Les cheveux à l'arrière de ma nuque se dressèrent comme je me repassais la nuit derrière dans ma tête. C'était un étrange sentiment paranoïaque. Alors qu'au début j'avais pensé que c'était Alice, plus j'y repensais dans un était plus lucide, plus cela me semblait irrationnel et... euh... pathétique. Il était malheureusement évident que j'avais effrayée cette fille avec mon idiotie, alors pourquoi dans le monde serait-elle dans ma chambre au milieu de la nuit à me regarder? En fait, pourquoi n'importe qui serait dans ma chambre au milieu de la nuit à me regarder? La réponse était: personne ne le ferait. J'étais juste stupide. Je haussai les épaules et roulai mes yeux à cette réflexion. Puis je grimaçai. Je semblais sortie de l'enfer. Apparemment, rester debout toute la nuit ne faisait pas des merveilles pour le corps complet.

De sombres cercles gonflés s'étalaient sous mes yeux bruns et ma peau était plus pâle que la normale, ce qui était vraiment quelque chose. Mes cheveux, qui avaient été lavés la veille, semblaient gras. Une queue de cheval était nécessaire aujourd'hui.

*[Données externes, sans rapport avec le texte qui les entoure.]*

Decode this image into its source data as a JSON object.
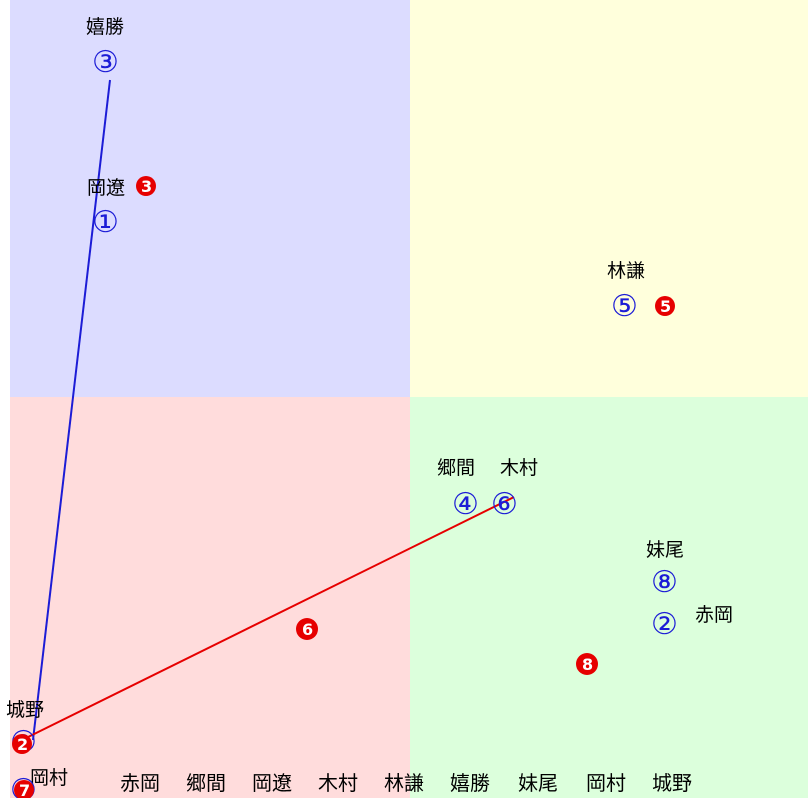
{
  "diagram": {
    "title": "",
    "quadrant_colors": {
      "top_left": "#dcdcff",
      "top_right": "#ffffdc",
      "bottom_left": "#ffdcdc",
      "bottom_right": "#dcffdc"
    },
    "blue_color": "#1c1cd6",
    "red_color": "#e60000",
    "nodes": [
      {
        "id": 1,
        "name": "岡遼",
        "symbol": "①"
      },
      {
        "id": 2,
        "name": "赤岡",
        "symbol": "②"
      },
      {
        "id": 3,
        "name": "嬉勝",
        "symbol": "③"
      },
      {
        "id": 4,
        "name": "郷間",
        "symbol": "④"
      },
      {
        "id": 5,
        "name": "林謙",
        "symbol": "⑤"
      },
      {
        "id": 6,
        "name": "木村",
        "symbol": "⑥"
      },
      {
        "id": 7,
        "name": "岡村",
        "symbol": "⑦"
      },
      {
        "id": 8,
        "name": "妹尾",
        "symbol": "⑧"
      },
      {
        "id": 9,
        "name": "城野",
        "symbol": "⑨"
      }
    ],
    "red_markers": [
      "❸",
      "❺",
      "❻",
      "❽",
      "❷",
      "❼"
    ],
    "bottom_names": [
      "赤岡",
      "郷間",
      "岡遼",
      "木村",
      "林謙",
      "嬉勝",
      "妹尾",
      "岡村",
      "城野"
    ]
  }
}
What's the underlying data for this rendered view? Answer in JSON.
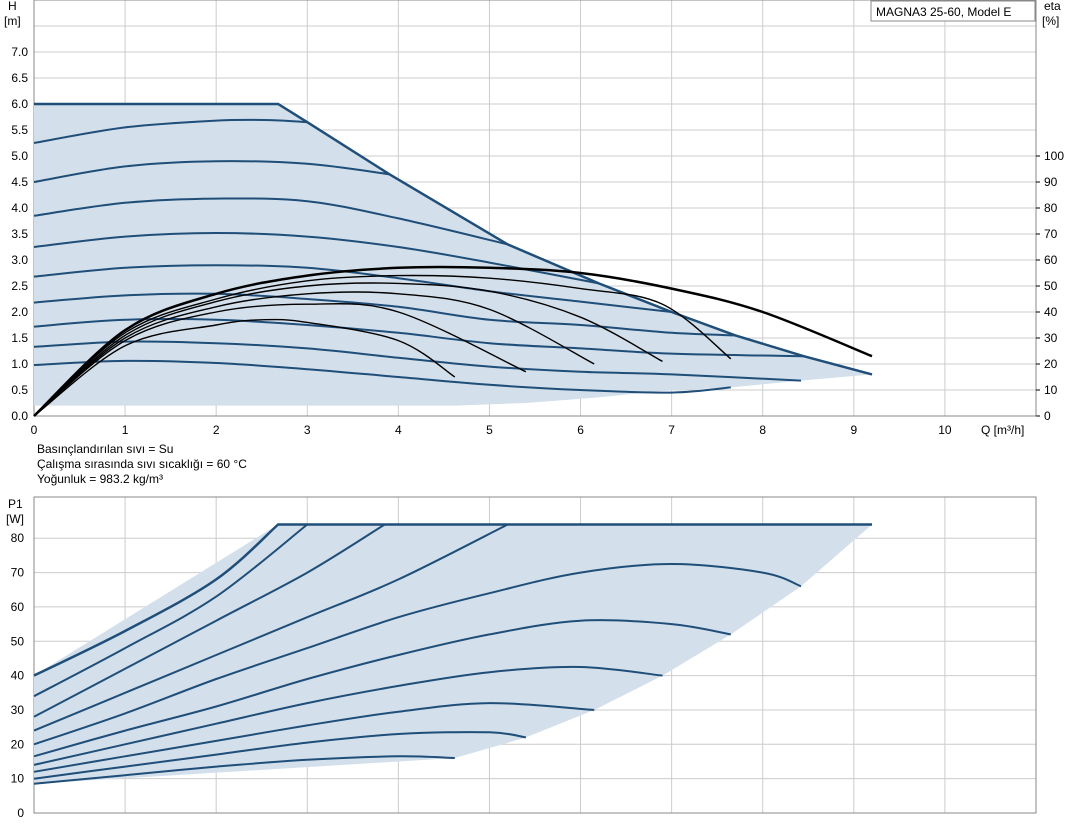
{
  "chart_data": [
    {
      "type": "line",
      "model_label": "MAGNA3 25-60, Model E",
      "ylabel_name": "H",
      "ylabel_unit": "[m]",
      "y2label_name": "eta",
      "y2label_unit": "[%]",
      "xlabel": "Q [m³/h]",
      "xlim": [
        0,
        11
      ],
      "ylim": [
        0,
        8
      ],
      "y2lim": [
        0,
        160
      ],
      "x_ticks": [
        "0",
        "1",
        "2",
        "3",
        "4",
        "5",
        "6",
        "7",
        "8",
        "9",
        "10"
      ],
      "y_ticks": [
        "0.0",
        "0.5",
        "1.0",
        "1.5",
        "2.0",
        "2.5",
        "3.0",
        "3.5",
        "4.0",
        "4.5",
        "5.0",
        "5.5",
        "6.0",
        "6.5",
        "7.0"
      ],
      "y2_ticks": [
        "0",
        "10",
        "20",
        "30",
        "40",
        "50",
        "60",
        "70",
        "80",
        "90",
        "100"
      ],
      "grid": true,
      "colors": {
        "head": "#1f4e79",
        "fill": "#d3dfeb",
        "efficiency": "#000000",
        "grid": "#cccccc"
      },
      "envelope": [
        [
          0,
          6.0
        ],
        [
          2.68,
          6.0
        ],
        [
          3.0,
          5.65
        ],
        [
          3.9,
          4.65
        ],
        [
          5.2,
          3.3
        ],
        [
          6.2,
          2.55
        ],
        [
          7.0,
          2.0
        ],
        [
          7.7,
          1.55
        ],
        [
          8.45,
          1.15
        ],
        [
          9.2,
          0.8
        ],
        [
          8.42,
          0.68
        ],
        [
          7.65,
          0.55
        ],
        [
          6.9,
          0.48
        ],
        [
          6.15,
          0.35
        ],
        [
          5.4,
          0.25
        ],
        [
          4.62,
          0.2
        ],
        [
          0,
          0.2
        ]
      ],
      "head_curves": [
        {
          "h0": 6.0,
          "points": [
            [
              0,
              6.0
            ],
            [
              2.68,
              6.0
            ],
            [
              3.0,
              5.65
            ],
            [
              3.9,
              4.65
            ],
            [
              5.2,
              3.3
            ],
            [
              6.2,
              2.55
            ],
            [
              7.0,
              2.0
            ],
            [
              7.7,
              1.55
            ],
            [
              8.45,
              1.15
            ],
            [
              9.2,
              0.8
            ]
          ]
        },
        {
          "h0": 5.25,
          "points": [
            [
              0,
              5.25
            ],
            [
              1.0,
              5.55
            ],
            [
              2.0,
              5.68
            ],
            [
              2.6,
              5.69
            ],
            [
              3.0,
              5.65
            ]
          ]
        },
        {
          "h0": 4.5,
          "points": [
            [
              0,
              4.5
            ],
            [
              1.0,
              4.8
            ],
            [
              2.0,
              4.9
            ],
            [
              3.0,
              4.85
            ],
            [
              3.9,
              4.65
            ]
          ]
        },
        {
          "h0": 3.85,
          "points": [
            [
              0,
              3.85
            ],
            [
              1.0,
              4.1
            ],
            [
              2.0,
              4.18
            ],
            [
              3.0,
              4.13
            ],
            [
              4.0,
              3.8
            ],
            [
              5.2,
              3.3
            ]
          ]
        },
        {
          "h0": 3.25,
          "points": [
            [
              0,
              3.25
            ],
            [
              1.0,
              3.45
            ],
            [
              2.0,
              3.52
            ],
            [
              3.0,
              3.45
            ],
            [
              4.0,
              3.25
            ],
            [
              5.0,
              2.95
            ],
            [
              6.2,
              2.55
            ]
          ]
        },
        {
          "h0": 2.68,
          "points": [
            [
              0,
              2.68
            ],
            [
              1.0,
              2.85
            ],
            [
              2.0,
              2.9
            ],
            [
              3.0,
              2.85
            ],
            [
              4.0,
              2.65
            ],
            [
              5.0,
              2.4
            ],
            [
              6.0,
              2.2
            ],
            [
              7.0,
              2.0
            ]
          ]
        },
        {
          "h0": 2.18,
          "points": [
            [
              0,
              2.18
            ],
            [
              1.0,
              2.32
            ],
            [
              2.0,
              2.35
            ],
            [
              3.0,
              2.25
            ],
            [
              4.0,
              2.1
            ],
            [
              5.0,
              1.85
            ],
            [
              6.0,
              1.75
            ],
            [
              7.0,
              1.6
            ],
            [
              7.7,
              1.55
            ]
          ]
        },
        {
          "h0": 1.72,
          "points": [
            [
              0,
              1.72
            ],
            [
              1.0,
              1.85
            ],
            [
              2.0,
              1.85
            ],
            [
              3.0,
              1.75
            ],
            [
              4.0,
              1.6
            ],
            [
              5.0,
              1.4
            ],
            [
              6.0,
              1.3
            ],
            [
              7.0,
              1.2
            ],
            [
              8.45,
              1.15
            ]
          ]
        },
        {
          "h0": 1.33,
          "points": [
            [
              0,
              1.33
            ],
            [
              1.0,
              1.43
            ],
            [
              2.0,
              1.4
            ],
            [
              3.0,
              1.3
            ],
            [
              4.0,
              1.12
            ],
            [
              5.0,
              0.95
            ],
            [
              6.0,
              0.85
            ],
            [
              7.0,
              0.8
            ],
            [
              8.42,
              0.68
            ]
          ]
        },
        {
          "h0": 0.98,
          "points": [
            [
              0,
              0.98
            ],
            [
              1.0,
              1.06
            ],
            [
              2.0,
              1.02
            ],
            [
              3.0,
              0.9
            ],
            [
              4.0,
              0.75
            ],
            [
              5.0,
              0.6
            ],
            [
              6.0,
              0.5
            ],
            [
              7.0,
              0.45
            ],
            [
              7.65,
              0.55
            ]
          ]
        }
      ],
      "efficiency_curves": [
        {
          "points": [
            [
              0,
              0
            ],
            [
              1.0,
              33
            ],
            [
              2.0,
              47
            ],
            [
              3.0,
              54
            ],
            [
              4.0,
              57
            ],
            [
              5.0,
              57
            ],
            [
              6.0,
              55
            ],
            [
              7.0,
              49
            ],
            [
              8.0,
              40
            ],
            [
              9.2,
              23
            ]
          ]
        },
        {
          "points": [
            [
              0,
              0
            ],
            [
              1.0,
              32
            ],
            [
              2.0,
              45
            ],
            [
              3.0,
              52
            ],
            [
              4.0,
              54
            ],
            [
              5.0,
              53
            ],
            [
              6.0,
              49
            ],
            [
              6.9,
              43
            ],
            [
              7.65,
              22
            ]
          ]
        },
        {
          "points": [
            [
              0,
              0
            ],
            [
              1.0,
              31
            ],
            [
              2.0,
              44
            ],
            [
              3.0,
              50
            ],
            [
              4.0,
              51
            ],
            [
              5.0,
              48
            ],
            [
              6.0,
              38
            ],
            [
              6.9,
              21
            ]
          ]
        },
        {
          "points": [
            [
              0,
              0
            ],
            [
              1.0,
              30
            ],
            [
              2.0,
              42
            ],
            [
              3.0,
              47
            ],
            [
              4.0,
              47
            ],
            [
              5.0,
              41
            ],
            [
              6.15,
              20
            ]
          ]
        },
        {
          "points": [
            [
              0,
              0
            ],
            [
              1.0,
              29
            ],
            [
              2.0,
              40
            ],
            [
              3.0,
              43
            ],
            [
              4.0,
              40
            ],
            [
              5.4,
              17
            ]
          ]
        },
        {
          "points": [
            [
              0,
              0
            ],
            [
              1.0,
              27
            ],
            [
              2.0,
              35
            ],
            [
              2.5,
              37
            ],
            [
              3.0,
              36
            ],
            [
              4.0,
              29
            ],
            [
              4.62,
              15
            ]
          ]
        }
      ]
    },
    {
      "type": "line",
      "ylabel_name": "P1",
      "ylabel_unit": "[W]",
      "xlim": [
        0,
        11
      ],
      "ylim": [
        0,
        92
      ],
      "y_ticks": [
        "0",
        "10",
        "20",
        "30",
        "40",
        "50",
        "60",
        "70",
        "80"
      ],
      "grid": true,
      "colors": {
        "curve": "#1f4e79",
        "fill": "#d3dfeb",
        "grid": "#cccccc"
      },
      "envelope": [
        [
          0,
          40
        ],
        [
          2.68,
          84
        ],
        [
          9.2,
          84
        ],
        [
          8.42,
          66
        ],
        [
          7.65,
          52
        ],
        [
          6.9,
          40
        ],
        [
          6.15,
          30
        ],
        [
          5.4,
          22
        ],
        [
          4.62,
          16
        ],
        [
          0,
          8.5
        ]
      ],
      "power_curves": [
        {
          "points": [
            [
              0,
              40
            ],
            [
              1.0,
              53
            ],
            [
              2.0,
              68
            ],
            [
              2.68,
              84
            ],
            [
              9.2,
              84
            ]
          ]
        },
        {
          "points": [
            [
              0,
              34
            ],
            [
              1.0,
              48
            ],
            [
              2.0,
              63
            ],
            [
              3.0,
              84
            ]
          ]
        },
        {
          "points": [
            [
              0,
              28
            ],
            [
              1.0,
              42
            ],
            [
              2.0,
              56
            ],
            [
              3.0,
              70
            ],
            [
              3.85,
              84
            ]
          ]
        },
        {
          "points": [
            [
              0,
              24
            ],
            [
              1.0,
              35
            ],
            [
              2.0,
              46
            ],
            [
              3.0,
              57
            ],
            [
              4.0,
              68
            ],
            [
              5.2,
              84
            ]
          ]
        },
        {
          "points": [
            [
              0,
              20
            ],
            [
              1.0,
              29
            ],
            [
              2.0,
              39
            ],
            [
              3.0,
              48
            ],
            [
              4.0,
              57
            ],
            [
              5.0,
              64
            ],
            [
              6.0,
              70
            ],
            [
              7.0,
              72.5
            ],
            [
              8.0,
              70
            ],
            [
              8.42,
              66
            ]
          ]
        },
        {
          "points": [
            [
              0,
              16.5
            ],
            [
              1.0,
              24
            ],
            [
              2.0,
              31
            ],
            [
              3.0,
              39
            ],
            [
              4.0,
              46
            ],
            [
              5.0,
              52
            ],
            [
              6.0,
              56
            ],
            [
              7.0,
              55
            ],
            [
              7.65,
              52
            ]
          ]
        },
        {
          "points": [
            [
              0,
              14
            ],
            [
              1.0,
              20
            ],
            [
              2.0,
              26
            ],
            [
              3.0,
              32
            ],
            [
              4.0,
              37
            ],
            [
              5.0,
              41
            ],
            [
              6.0,
              42.5
            ],
            [
              6.9,
              40
            ]
          ]
        },
        {
          "points": [
            [
              0,
              12
            ],
            [
              1.0,
              16.5
            ],
            [
              2.0,
              21
            ],
            [
              3.0,
              25.5
            ],
            [
              4.0,
              29.5
            ],
            [
              5.0,
              32
            ],
            [
              6.15,
              30
            ]
          ]
        },
        {
          "points": [
            [
              0,
              10
            ],
            [
              1.0,
              13.5
            ],
            [
              2.0,
              17
            ],
            [
              3.0,
              20.5
            ],
            [
              4.0,
              23
            ],
            [
              5.0,
              23.5
            ],
            [
              5.4,
              22
            ]
          ]
        },
        {
          "points": [
            [
              0,
              8.5
            ],
            [
              1.0,
              11
            ],
            [
              2.0,
              13.5
            ],
            [
              3.0,
              15.5
            ],
            [
              4.0,
              16.5
            ],
            [
              4.62,
              16
            ]
          ]
        }
      ]
    }
  ],
  "info": {
    "line1": "Basınçlandırılan sıvı = Su",
    "line2": "Çalışma sırasında sıvı sıcaklığı = 60 °C",
    "line3": "Yoğunluk = 983.2 kg/m³"
  }
}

Soupirant, j'attachai mes cheveux et appliquai du déodorant avant de retourner à ma chambre. J'étais trop fatiguée pour me soucier du maquillage. Il ne m'améliorait pas beaucoup de toute façon. Je regardai par la fenêtre de ma chambre et remarquai qu'il y avait une mince couverture nuageuse. Je n'aurais probablement pas besoin d'une veste aujourd'hui. Donc, j'enfilai un t-shirt propre, des jeans et mes souliers avant de redescendre une nouvelle fois.

À ma grande surprise, Charlie était encore dans la cuisine quand j'arrivai. Il hocha la tête à mon entrée et me regarda comme je me versais des Raisin Bran. Charlie me fixa jusqu'à ce que je sois assise, puis il posa le journal. ''Alors, parle-moi de l'école. Je veux dire, je veux vraiment savoir. J'ai manqué une bonne partie de ta vie apparemment.'' Je pris une bouchée de céréales pour avoir un peu de temps pour savoir quoi lui répondre. Cette ville était petite. Peut-être qu'en mentionnant le nom d'Alice j'obtiendrais un peu plus d'informations sur elle. Cela ne pouvait pas faire de mal.

''Bien, mes cours étaient corrects. Cette fille, Angela, est vraiment sympa. J'ai mangé avec elle. Et cette fille, Alice Cullen, pense vraiment que je suis bizarre.'' Les sourcils de Charlie se froncèrent en entendant le nom.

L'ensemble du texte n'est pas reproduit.